Die Explosionen in der Nacht zerstörten Balkone und ließen die Fenster in drei neunstöckigen Wohnhäusern bersten. Um die Gebäude vor weiteren Schäden zu schützen, wurden die ausgebrannten Fensteröffnungen mit Holzplatten verschalt. Die Aufräumarbeiten begannen unmittelbar nach dem Angriff. Die Stadtverwaltung gab am Morgen bekannt, dass bereits 98% aller zerstörten Fenster gesichert seien. Die verbleibenden 2% betreffen Wohnungen, deren Bewohner zum Zeitpunkt des Angriffs nicht anwesend waren.

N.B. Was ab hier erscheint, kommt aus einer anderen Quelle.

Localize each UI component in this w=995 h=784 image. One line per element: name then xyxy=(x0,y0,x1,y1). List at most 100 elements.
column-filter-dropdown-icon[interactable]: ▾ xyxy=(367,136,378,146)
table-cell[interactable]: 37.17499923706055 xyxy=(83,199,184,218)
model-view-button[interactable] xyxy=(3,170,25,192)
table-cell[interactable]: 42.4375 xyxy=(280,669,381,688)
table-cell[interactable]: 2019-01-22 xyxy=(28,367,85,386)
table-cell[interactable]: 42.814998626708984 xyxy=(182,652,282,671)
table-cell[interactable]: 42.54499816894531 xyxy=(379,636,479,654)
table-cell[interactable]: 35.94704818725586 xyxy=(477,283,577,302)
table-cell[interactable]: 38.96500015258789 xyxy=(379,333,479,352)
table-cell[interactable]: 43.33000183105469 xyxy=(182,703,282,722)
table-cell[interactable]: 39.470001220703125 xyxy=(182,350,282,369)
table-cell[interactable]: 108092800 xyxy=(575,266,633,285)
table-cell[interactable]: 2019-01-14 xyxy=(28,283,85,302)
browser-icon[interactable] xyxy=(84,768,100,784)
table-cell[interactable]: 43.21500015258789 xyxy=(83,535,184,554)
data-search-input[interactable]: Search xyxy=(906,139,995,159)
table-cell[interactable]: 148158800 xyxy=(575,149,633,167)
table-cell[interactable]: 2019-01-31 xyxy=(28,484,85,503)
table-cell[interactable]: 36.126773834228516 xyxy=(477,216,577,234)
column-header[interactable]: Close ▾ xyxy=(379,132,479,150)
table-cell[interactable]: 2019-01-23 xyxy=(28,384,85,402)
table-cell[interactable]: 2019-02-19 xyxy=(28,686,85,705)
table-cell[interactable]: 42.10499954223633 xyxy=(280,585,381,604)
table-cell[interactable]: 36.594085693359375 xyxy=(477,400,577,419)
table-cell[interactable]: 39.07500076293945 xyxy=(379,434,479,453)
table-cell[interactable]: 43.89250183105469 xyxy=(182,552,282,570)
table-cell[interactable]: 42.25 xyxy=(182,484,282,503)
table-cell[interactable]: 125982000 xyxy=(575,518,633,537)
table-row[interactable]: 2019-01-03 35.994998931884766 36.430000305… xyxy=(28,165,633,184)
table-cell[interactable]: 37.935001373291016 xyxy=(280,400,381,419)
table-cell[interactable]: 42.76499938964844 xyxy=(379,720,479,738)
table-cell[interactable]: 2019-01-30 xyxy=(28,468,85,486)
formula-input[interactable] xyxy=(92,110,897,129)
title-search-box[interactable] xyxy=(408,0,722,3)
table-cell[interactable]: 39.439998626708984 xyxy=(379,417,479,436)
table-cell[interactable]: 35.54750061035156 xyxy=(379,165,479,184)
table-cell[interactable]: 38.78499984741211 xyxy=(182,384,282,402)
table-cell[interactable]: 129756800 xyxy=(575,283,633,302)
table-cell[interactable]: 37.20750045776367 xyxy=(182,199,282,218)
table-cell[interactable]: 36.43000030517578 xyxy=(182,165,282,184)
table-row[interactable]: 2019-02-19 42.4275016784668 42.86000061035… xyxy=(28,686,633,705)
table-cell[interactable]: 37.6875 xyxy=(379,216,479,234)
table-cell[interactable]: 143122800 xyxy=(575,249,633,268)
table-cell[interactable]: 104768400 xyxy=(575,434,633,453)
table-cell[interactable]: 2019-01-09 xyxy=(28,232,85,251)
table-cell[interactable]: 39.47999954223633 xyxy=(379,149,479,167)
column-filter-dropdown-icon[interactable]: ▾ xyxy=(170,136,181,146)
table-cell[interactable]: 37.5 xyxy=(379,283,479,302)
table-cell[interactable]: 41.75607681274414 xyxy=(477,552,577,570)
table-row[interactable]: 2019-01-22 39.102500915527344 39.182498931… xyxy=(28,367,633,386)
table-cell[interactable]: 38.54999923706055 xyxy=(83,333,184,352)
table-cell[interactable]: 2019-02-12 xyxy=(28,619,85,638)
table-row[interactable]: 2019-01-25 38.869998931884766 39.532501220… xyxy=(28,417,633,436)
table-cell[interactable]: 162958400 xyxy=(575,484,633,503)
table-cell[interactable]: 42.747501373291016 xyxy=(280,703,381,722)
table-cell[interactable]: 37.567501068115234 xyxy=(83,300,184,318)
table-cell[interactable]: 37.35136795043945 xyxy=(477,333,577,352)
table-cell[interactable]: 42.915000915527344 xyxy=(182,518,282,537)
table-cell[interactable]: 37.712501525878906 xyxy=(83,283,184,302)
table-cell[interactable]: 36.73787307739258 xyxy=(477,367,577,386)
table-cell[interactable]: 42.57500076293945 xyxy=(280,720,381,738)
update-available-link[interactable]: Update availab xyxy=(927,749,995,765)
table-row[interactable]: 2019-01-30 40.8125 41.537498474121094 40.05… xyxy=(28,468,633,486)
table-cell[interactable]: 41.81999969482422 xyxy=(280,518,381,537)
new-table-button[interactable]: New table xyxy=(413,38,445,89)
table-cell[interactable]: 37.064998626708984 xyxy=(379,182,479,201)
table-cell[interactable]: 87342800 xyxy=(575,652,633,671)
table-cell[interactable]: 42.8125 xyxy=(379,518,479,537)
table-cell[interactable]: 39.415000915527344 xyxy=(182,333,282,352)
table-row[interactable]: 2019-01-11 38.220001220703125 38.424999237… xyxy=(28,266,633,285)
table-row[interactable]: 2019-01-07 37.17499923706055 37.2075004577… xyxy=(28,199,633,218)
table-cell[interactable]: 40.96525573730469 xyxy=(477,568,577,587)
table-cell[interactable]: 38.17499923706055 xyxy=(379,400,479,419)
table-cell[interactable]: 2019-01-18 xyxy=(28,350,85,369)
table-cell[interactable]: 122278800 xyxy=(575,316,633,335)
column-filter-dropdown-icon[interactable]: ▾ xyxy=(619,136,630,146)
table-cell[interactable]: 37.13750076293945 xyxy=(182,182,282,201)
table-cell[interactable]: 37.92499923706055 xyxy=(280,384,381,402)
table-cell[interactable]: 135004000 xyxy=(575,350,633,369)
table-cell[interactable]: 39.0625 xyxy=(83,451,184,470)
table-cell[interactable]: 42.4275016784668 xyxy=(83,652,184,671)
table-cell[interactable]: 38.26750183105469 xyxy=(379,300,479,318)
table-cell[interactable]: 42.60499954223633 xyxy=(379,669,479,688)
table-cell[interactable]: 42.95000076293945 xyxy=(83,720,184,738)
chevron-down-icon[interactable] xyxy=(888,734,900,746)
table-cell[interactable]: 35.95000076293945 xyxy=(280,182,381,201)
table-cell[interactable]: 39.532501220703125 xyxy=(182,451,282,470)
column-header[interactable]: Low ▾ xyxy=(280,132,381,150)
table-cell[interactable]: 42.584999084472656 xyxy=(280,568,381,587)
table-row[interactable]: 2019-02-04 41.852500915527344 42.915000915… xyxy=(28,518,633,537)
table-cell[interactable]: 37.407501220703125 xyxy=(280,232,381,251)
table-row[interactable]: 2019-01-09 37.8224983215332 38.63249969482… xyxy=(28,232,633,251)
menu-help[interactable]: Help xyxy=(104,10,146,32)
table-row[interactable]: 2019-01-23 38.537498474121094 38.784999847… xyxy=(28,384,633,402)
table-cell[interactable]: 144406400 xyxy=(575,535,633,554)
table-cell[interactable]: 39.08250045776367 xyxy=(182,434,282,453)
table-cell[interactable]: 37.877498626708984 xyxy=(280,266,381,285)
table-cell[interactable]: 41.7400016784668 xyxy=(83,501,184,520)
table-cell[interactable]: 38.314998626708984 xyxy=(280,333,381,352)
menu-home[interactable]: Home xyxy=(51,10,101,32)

98% aller Fenster sind geschlossen, 2% – das sind Menschen, die jetzt erst anreisen, sie waren in der Nacht nicht vor Ort. — Wolodymyr Wolobujew
Einsatzkräfte und Kommunalbetriebe waren sofort im Einsatz, um die Folgen des Angriffs zu beseitigen und den Betroffenen zu helfen. Dieser Vorfall zeigt erneut die immense Gefahr, die von der fortgesetzten Kriegsführung für die Zivilbevölkerung ausgeht.
Eskalation der Angriffe auf Städte
Der Drohnenangriff auf Saporischschja reiht sich in eine Serie von Attacken ein, die ukrainische Städte seit Monaten treffen. Die zunehmende Häufigkeit solcher Angriffe auf zivile Infrastruktur unterstreicht die prekäre Sicherheitslage der Bevölkerung. Die Eskalation macht deutlich, dass der Schutz von Wohngebieten und Zivilisten international weiterhin höchste Priorität haben muss.